I was initially concerned because I thought Cameron had found out something that had hurt him (I don’t know why I immediately worry about the feelings of those who appear to have complete disregard for the feelings of others, but I guess that’s my toxic trait), but I then found out that it was he who abruptly dumped her just weeks before they were supposed to go to DisneyLand together on a trip they were planning for nearly a year. (Furthermore, Julia, the girlfriend, followed through and bought him a Year Pass to DisneyLand because she promised him… these are about $1400, I am absolutely flabbergasted that she bought him that after he dumped her).

My mother’s way of telling me started normal by telling me they broke up, and then uttering the phrase “so now I won’t have her”. I found that phrase rather perplexing so I pressed her on it, and she meant that she wouldn’t have her to “count on” any longer. You see, in my absence, Julia was taking over some of the duties I fulfilled in being at my mother’s side constantly.

She wasn’t concerned about the emotional turmoil of the break-up, or if she was, she didn’t seem too worried, she was more upset that she’d lost some of the labor she had been counting on for the last several months.

Over the last few weeks, as she found out they were still on speaking terms, she perked up a little and proceeded to ask Julia to continue to do favors for her.... which of course has irked Cameron because he’s trying to get some distance from the girl he decided he didn’t love.

I am not sure I am much better than this, but seeing it from another perspective makes me worry about some of my own behavior.

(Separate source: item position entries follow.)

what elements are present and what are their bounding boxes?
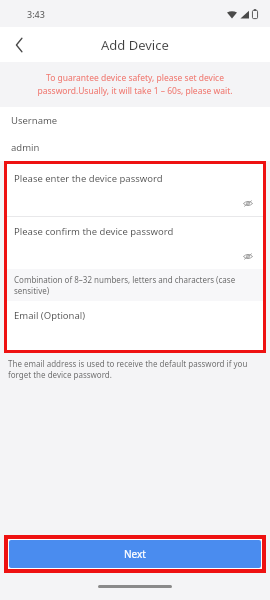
staticText: To guarantee device safety, please set d… — [37, 72, 233, 97]
staticText: Email (Optional) — [14, 309, 86, 322]
button[interactable]: Show confirm password — [239, 247, 257, 265]
staticText: admin — [11, 141, 40, 154]
staticText: Combination of 8–32 numbers, letters and… — [14, 274, 236, 296]
button[interactable]: admin — [0, 134, 270, 161]
staticText: Next — [124, 547, 146, 561]
button[interactable]: Please confirm the device password — [7, 217, 263, 269]
staticText: Please enter the device password — [14, 172, 163, 185]
staticText: Username — [11, 114, 58, 127]
button[interactable]: Next — [9, 540, 261, 568]
staticText: 3:43 — [27, 8, 45, 20]
button[interactable]: Username — [0, 107, 270, 134]
button[interactable]: Please enter the device password — [7, 164, 263, 216]
staticText: The email address is used to receive the… — [8, 358, 248, 380]
staticText: Add Device — [101, 36, 169, 54]
button[interactable]: Show password — [239, 194, 257, 212]
button[interactable]: Back — [0, 27, 38, 62]
staticText: Please confirm the device password — [14, 225, 174, 238]
button[interactable]: Email (Optional) — [7, 301, 263, 350]
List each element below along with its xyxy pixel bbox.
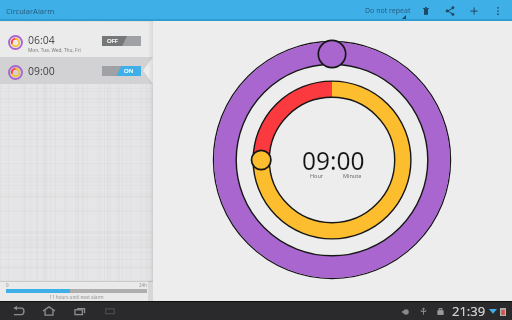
button[interactable]: Back <box>7 301 31 320</box>
staticText: 09:00 <box>28 64 55 78</box>
button[interactable]: Alarm on <box>102 66 141 76</box>
button[interactable]: 09:00 <box>0 57 153 84</box>
staticText: ON <box>124 67 134 75</box>
button[interactable]: 06:04 <box>0 22 153 58</box>
button[interactable]: Add alarm <box>462 0 486 21</box>
button[interactable]: Share <box>438 0 462 21</box>
staticText: 09:00 <box>302 144 365 177</box>
button[interactable]: Recent apps <box>68 301 92 320</box>
staticText: Minute <box>343 172 362 179</box>
staticText: 21:39 <box>452 302 486 320</box>
staticText: Do not repeat <box>365 6 411 16</box>
button[interactable]: Repeat mode <box>363 0 409 21</box>
staticText: Hour <box>310 172 324 179</box>
staticText: 0 <box>6 282 9 288</box>
button[interactable]: More options <box>486 0 510 21</box>
button[interactable]: Home <box>37 301 61 320</box>
button[interactable]: Screenshot <box>98 301 122 320</box>
staticText: 06:04 <box>28 33 55 47</box>
staticText: Mon, Tue, Wed, Thu, Fri <box>28 47 81 54</box>
staticText: OFF <box>107 37 118 45</box>
button[interactable]: Delete <box>414 0 438 21</box>
staticText: CircularAlarm <box>6 6 55 16</box>
button[interactable]: Alarm off <box>102 36 141 46</box>
staticText: 24h <box>139 282 147 288</box>
staticText: 11 hours until next alarm <box>0 294 153 300</box>
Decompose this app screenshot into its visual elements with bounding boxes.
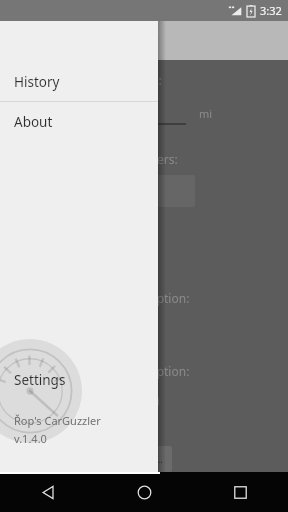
button[interactable]: Settings [0, 361, 158, 399]
button[interactable]: Back [0, 472, 96, 512]
staticText: Consumption: [110, 363, 190, 379]
button[interactable]: History [0, 62, 158, 101]
staticText: v.1.4.0 [14, 431, 47, 446]
button[interactable]: Home [96, 472, 192, 512]
button[interactable]: GIVE ME… [110, 446, 172, 472]
button[interactable]: Recent apps [192, 472, 288, 512]
staticText: History [14, 73, 60, 91]
staticText: 3:32 [260, 3, 282, 18]
staticText: Passengers: [110, 151, 178, 167]
staticText: Řop's CarGuzzler [14, 413, 101, 428]
button[interactable]: + [110, 175, 195, 207]
staticText: About [14, 113, 53, 131]
staticText: $/gal [132, 243, 159, 258]
staticText: Settings [14, 371, 66, 389]
staticText: Distance: [110, 72, 162, 88]
staticText: mi [199, 106, 213, 121]
staticText: Řop's CarGuzzler [40, 31, 159, 51]
staticText: Consumption: [110, 290, 190, 306]
staticText: $/mi [136, 393, 160, 408]
button[interactable]: About [0, 102, 158, 141]
staticText: GIVE ME… [120, 453, 163, 465]
staticText: 0.0 [110, 98, 133, 120]
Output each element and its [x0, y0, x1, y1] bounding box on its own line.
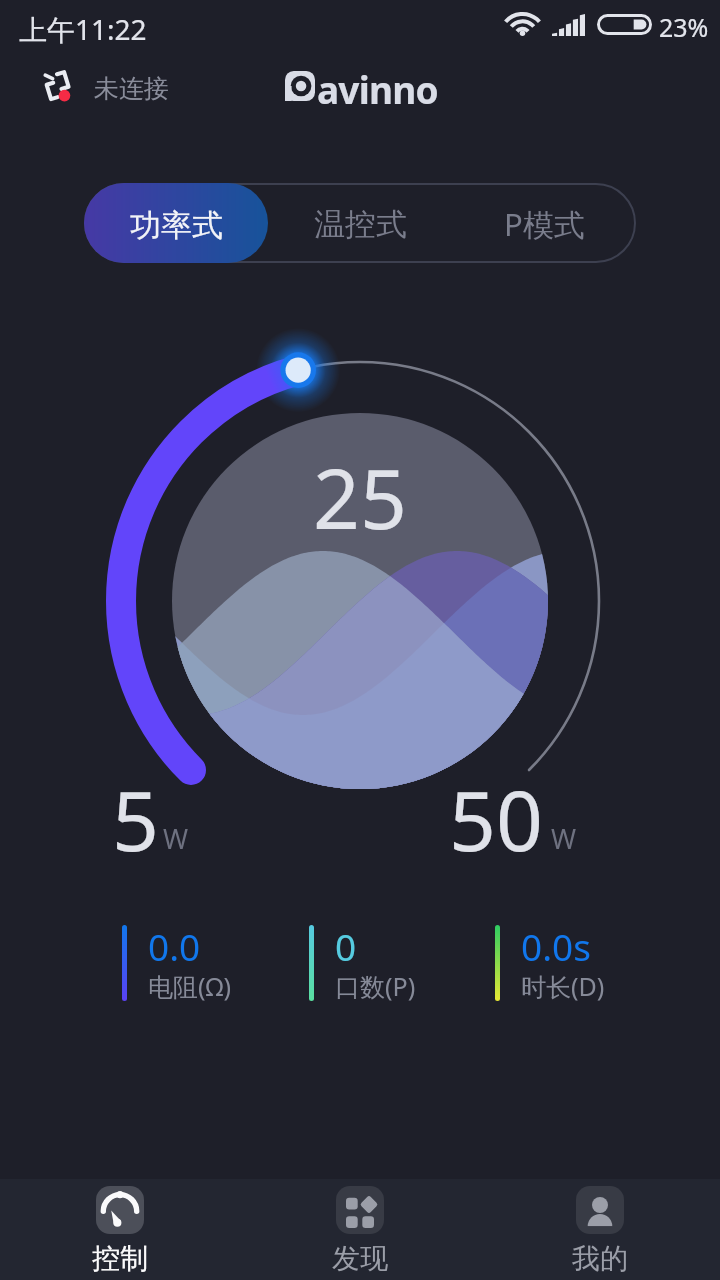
button[interactable]: 0	[303, 920, 426, 1014]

Although, I don’t think I treat people like toys.


KissOfLife! August 19, 2019

This entry has reminded me of a song I listened to this morning - "More hearts than mine" by Ingrid Andress. Just about how it's not just the people who break up who get hurt, but all the connections that go with it.
$1400!? Holy shit. That's like $2600 here with how shitty the US exchange rate is atm :o

TL August 20, 2019

yikes. I'm not sure I understand the behaviour that you speak of BUT I think that people can change. A $1400 parting gift? Man!